KatjaGrace comments on Superintelligence 20: The value-loading problem - Less Wrong Discussion
You are viewing a comment permalink. View the original post to see all comments and the full post content.
You are viewing a comment permalink. View the original post to see all comments and the full post content.
Comments (21)
What do you think of Ernest Davis' view? Is the value loading problem a problem?
Did anyone else immediately try to come up with ways Davis' plan would fail? One obvious failure mode would be in specifying which dead people count - if you say "the people described in these books," the AI could just grab the books and rewrite them. Hmm, come to think of it: is any attempt to pin down human preferences by physical reference rather than logical reference vulnerable to tampering of this kind, and therefore unworkable? I know EY has written many times before about a "giant logical function that computes morality", but this puts that notion in a bit of a different light for me. Anyway, I'm sure there other less obvious ways Davis' plan could go wrong too. I also suspect he's sneaking a lot into that little word, "disapprove".
In general though, I'm continually astounded at how many people, upon being introduced to the value loading problem and some of the pitfalls that "common-sense" approaches have, still say "Okay, but why couldn't we just do [idea I came up with in five seconds]?"
Not as such, no.
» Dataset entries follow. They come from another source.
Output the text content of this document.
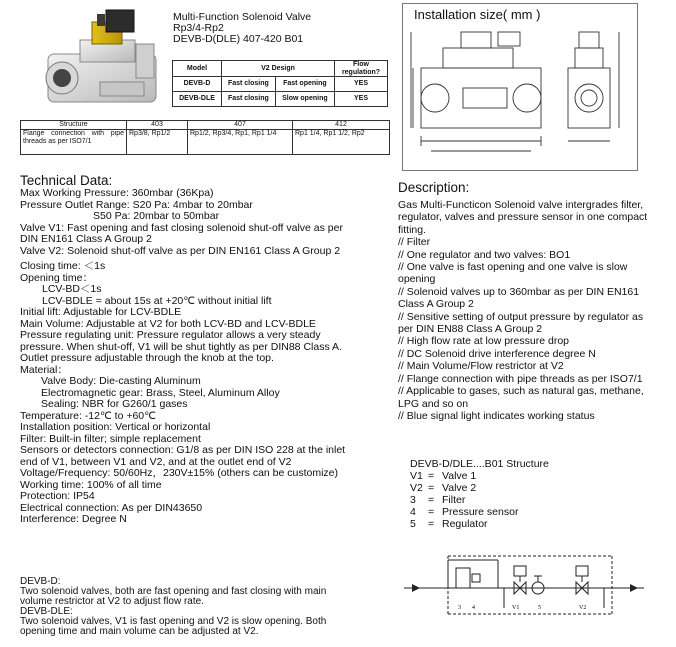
Multi-Function Solenoid Valve
Rp3/4-Rp2
DEVB-D(DLE) 407-420 B01
Model	V2 Design		Flow regulation?
DEVB-D	Fast closing	Fast opening	YES
DEVB-DLE	Fast closing	Slow opening	YES
Structure	403	407	412
Flange connection with pipe threads as per ISO7/1	Rp3/8, Rp1/2	Rp1/2, Rp3/4, Rp1, Rp1 1/4	Rp1 1/4, Rp1 1/2, Rp2
Installation size( mm )
Technical Data:
Max Working Pressure: 360mbar (36Kpa)
Pressure Outlet Range: S20 Pa: 4mbar to 20mbar
S50 Pa: 20mbar to 50mbar
Valve V1: Fast opening and fast closing solenoid shut-off valve as per
DIN EN161 Class A Group 2
Valve V2: Solenoid shut-off valve as per DIN EN161 Class A Group 2
Closing time: ＜1s
Opening time：
LCV-BD＜1s
LCV-BDLE = about 15s at +20℃ without initial lift
Initial lift: Adjustable for LCV-BDLE
Main Volume: Adjustable at V2 for both LCV-BD and LCV-BDLE
Pressure regulating unit: Pressure regulator allows a very steady
pressure. When shut-off, V1 will be shut tightly as per DIN88 Class A.
Outlet pressure adjustable through the knob at the top.
Material：
Valve Body: Die-casting Aluminum
Electromagnetic gear: Brass, Steel, Aluminum Alloy
Sealing: NBR for G260/1 gases
Temperature: -12℃ to +60℃
Installation position: Vertical or horizontal
Filter: Built-in filter; simple replacement
Sensors or detectors connection: G1/8 as per DIN ISO 228 at the inlet
end of V1, between V1 and V2, and at the outlet end of V2
Voltage/Frequency: 50/60Hz，230V±15% (others can be customize)
Working time: 100% of all time
Protection: IP54
Electrical connection: As per DIN43650
Interference: Degree N
DEVB-D:
Two solenoid valves, both are fast opening and fast closing with main
volume restrictor at V2 to adjust flow rate.
DEVB-DLE:
Two solenoid valves, V1 is fast opening and V2 is slow opening. Both
opening time and main volume can be adjusted at V2.
Description:
Gas Multi-Functicon Solenoid valve intergrades filter,
regulator, valves and pressure sensor in one compact
fitting.
// Filter
// One regulator and two valves: BO1
// One valve is fast opening and one valve is slow
opening
// Solenoid valves up to 360mbar as per DIN EN161
Class A Group 2
// Sensitive setting of output pressure by regulator as
per DIN EN88 Class A Group 2
// High flow rate at low pressure drop
// DC Solenoid drive interference degree N
// Main Volume/Flow restrictor at V2
// Flange connection with pipe threads as per ISO7/1
// Applicable to gases, such as natural gas, methane,
LPG and so on
// Blue signal light indicates working status
DEVB-D/DLE....B01 Structure
V1 = Valve 1
V2 = Valve 2
3 = Filter
4 = Pressure sensor
5 = Regulator
3 4	V1	5	V2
It's a possible failure mode, similar to wireheading; but both of those are avoidable. You need to write the goal system in such a way that makes the AI care about the original referent, not any proxy that it looks at, but there's no particular reason to think that's impossible.
Agreed.
Davis massively underestimates the magnitude and importance of the moral questions we haven't considered, which renders his approach unworkable.
I don't. Building a transhuman civilization is going to raise all sorts of issues that we haven't worked out, and do so quickly. A large part of the possible benefits are going to be contingent on the controlling system becoming much better at answering moral questions than any individual humans are right now. I would be extremely surprised if we don't end up losing at least one order of magnitude of utility to this approach, and it wouldn't surprise me at all if it turns out to produce a hellish environment in short order. The cost is too high.
I don't understand what scenario he is envisioning, here. If (given sufficient additional information, intelligence, rationality and development time) we'd agree with the morality of this result, then his final statement doesn't follow. If we wouldn't, it's a good old-fashioned Friendliness failure.